ECJ: Director Liability Under German Law Applies to Directors of insolvent English Limited Company with its COMI in Germany

The European Court of Justice (“ECJ“) on 10 December 2015 issued a decision (case no. C-594/14, Simona Kornhaas v. Thomas Dithmar, available here) that is of immense relevance for all directors, creditors, debtors and insolvency administrators that are active in companies that operate cross-border, especially where the registered seat of the company is not in Germany but rather in another member state of the European Union, but where the centre of the main interest (“COMI”) of the company is in Germany.

The ECJ had to deal with two questions that were brought forward by the German Federal Court of Justice (“Bundesgerichtshof” – “BGH”). The first question was whether an action to seek reimbursement of payments was governed by German insolvency law, the second was whether or not such an action would infringe freedom of establishment under European law.

Under German law a director of a German limited liability company (“GmbH”) can be held liable for payments it made before the opening of an insolvency proceeding but after the company had become either illiquid or overindebted according to the respecitve definitions under German insolvency law, which means that the companies is legally insolvent. Even if the insolvent company is not registered in Germany but only has its COMI in Germany and is thus subject to a German insolvency proceeding, this liability applies and a director, in this case of a private company limited by shares, registered in the United Kingdom, faces such an action.

Underlying facts

In the case at hand a private company limited by shares, registered in the United Kingdom with a branch in Germany, registered with the commercial register at the local court in the city of Jena in Germany and was insolvent according to German statutory law. The director of this company had made payments to creditors of the company after the company was insolvent but before the insolvency proceeding in Germany was opened. the iInsolvency administrator of this company filed an action against the director for reimbursement of the money paid to creditors during this time. Subsequently, all German courts involved, including the BGH, were in favour of the insolvency administrator, but the BGH referred the decision to the EHC in order to confirm that (i) the relevant sec. 64 of the German limited liability company act (“Gesetz betreffend die Gesellschaften mit beschränkter Haftung” – “GmbHG”), though part of a statute for corporations, is legally deemded to be German insolvency law within the meaning of Article 4 (1) of Regulation No 1340/2000 (the “European Insolvency Regulation” – “EIR”) and (ii) that this action does not infringe freedom of establishment under Articles 49 and 54 of the  Treaty on the Functioning of the European Union (‘TFEU”).

Answers by the ECJ in summary

The ECJ ruled with respect to the first question raised that an action against a director in the case at hand falls within the scope of Article 4 (1) EIR . With respect to the second question the ECJ ruled that in circumstances like this there is no breach of Articles 49 and 54 TFEU.

This ruling clarifies that sec. 64 GmbhG must be regarded as being covered by the law applicable to insolvency proceedings and their effects within the meaning of Article 4 (1) of Regulation No 1340/2000. This is especially due to the fact, that the wording of sec. 64 GmbHG specifically refers to a liability in case of making payments in a situation in which the company itself is insolvent, referred to as being illiquid or overindebted.
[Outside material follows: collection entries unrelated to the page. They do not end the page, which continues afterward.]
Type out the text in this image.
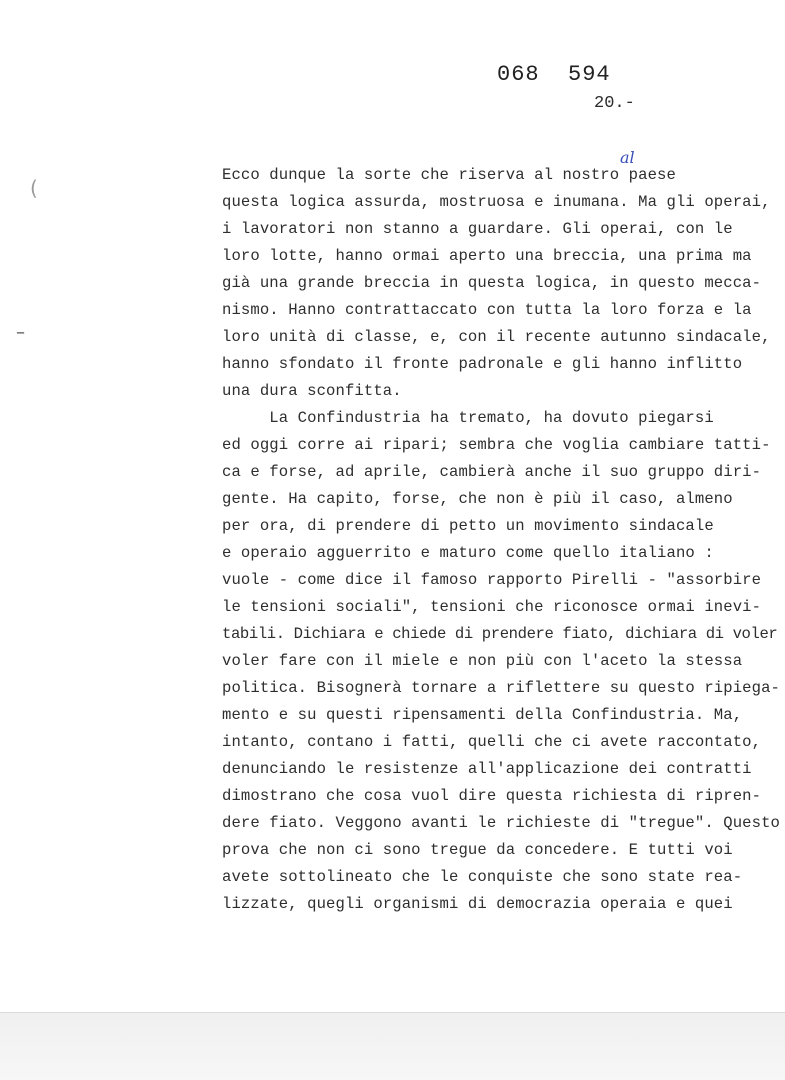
068  594
20.-
(
–
al
Ecco dunque la sorte che riserva al nostro paese
questa logica assurda, mostruosa e inumana. Ma gli operai,
i lavoratori non stanno a guardare. Gli operai, con le
loro lotte, hanno ormai aperto una breccia, una prima ma
già una grande breccia in questa logica, in questo mecca-
nismo. Hanno contrattaccato con tutta la loro forza e la
loro unità di classe, e, con il recente autunno sindacale,
hanno sfondato il fronte padronale e gli hanno inflitto
una dura sconfitta.
La Confindustria ha tremato, ha dovuto piegarsi
ed oggi corre ai ripari; sembra che voglia cambiare tatti-
ca e forse, ad aprile, cambierà anche il suo gruppo diri-
gente. Ha capito, forse, che non è più il caso, almeno
per ora, di prendere di petto un movimento sindacale
e operaio agguerrito e maturo come quello italiano :
vuole - come dice il famoso rapporto Pirelli - "assorbire
le tensioni sociali", tensioni che riconosce ormai inevi-
tabili. Dichiara e chiede di prendere fiato, dichiara di voler
voler fare con il miele e non più con l'aceto la stessa
politica. Bisognerà tornare a riflettere su questo ripiega-
mento e su questi ripensamenti della Confindustria. Ma,
intanto, contano i fatti, quelli che ci avete raccontato,
denunciando le resistenze all'applicazione dei contratti
dimostrano che cosa vuol dire questa richiesta di ripren-
dere fiato. Veggono avanti le richieste di "tregue". Questo
prova che non ci sono tregue da concedere. E tutti voi
avete sottolineato che le conquiste che sono state rea-
lizzate, quegli organismi di democrazia operaia e quei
With respect to the second question the ECJ states that sec. 64 GmbH in Germany does not concerns the legal formation of the company in a given member state or it subsequent establishment in another member state and does not, therefore, restrict freedom of establishment. The German legal provisions do not concern the refusal by a host member state to recognise the legal capacity of the company formed in accordance with the law of another member state and they further do not infringe provisions concerning minimum capital and the personal liability of administrators where the capital of that company has not reached the minimum amount laid down. This is why article 49 and 54 of TFEU are not violated by the personal liability of directors of an English limited company pursuant to sec. 64 GmbGH.

Conclusion

it has been under discussion in German legal literature if and to what extent the liability according to sec. 64 GmbHG could be limited by European law. It is now clear that any liability of a director of a foreign company which has its COMI in Germany can be subject to such a liability. Especially in case foreign citizens are managing directors in German entities it is important to apply all the insolvency related rules under German statutory law in order to avoid that such foreign citizend find themselves to be personally liable for payments being made in the past. Notabls, the good faith of payments made prior to opening of the insolvency proceedings but after an insolvency event has occurred does not limit the liability. We would assume, that any comparable liability provisions with respect to other types of companies will also apply. At least it is strongly recommended to be aware of this risk.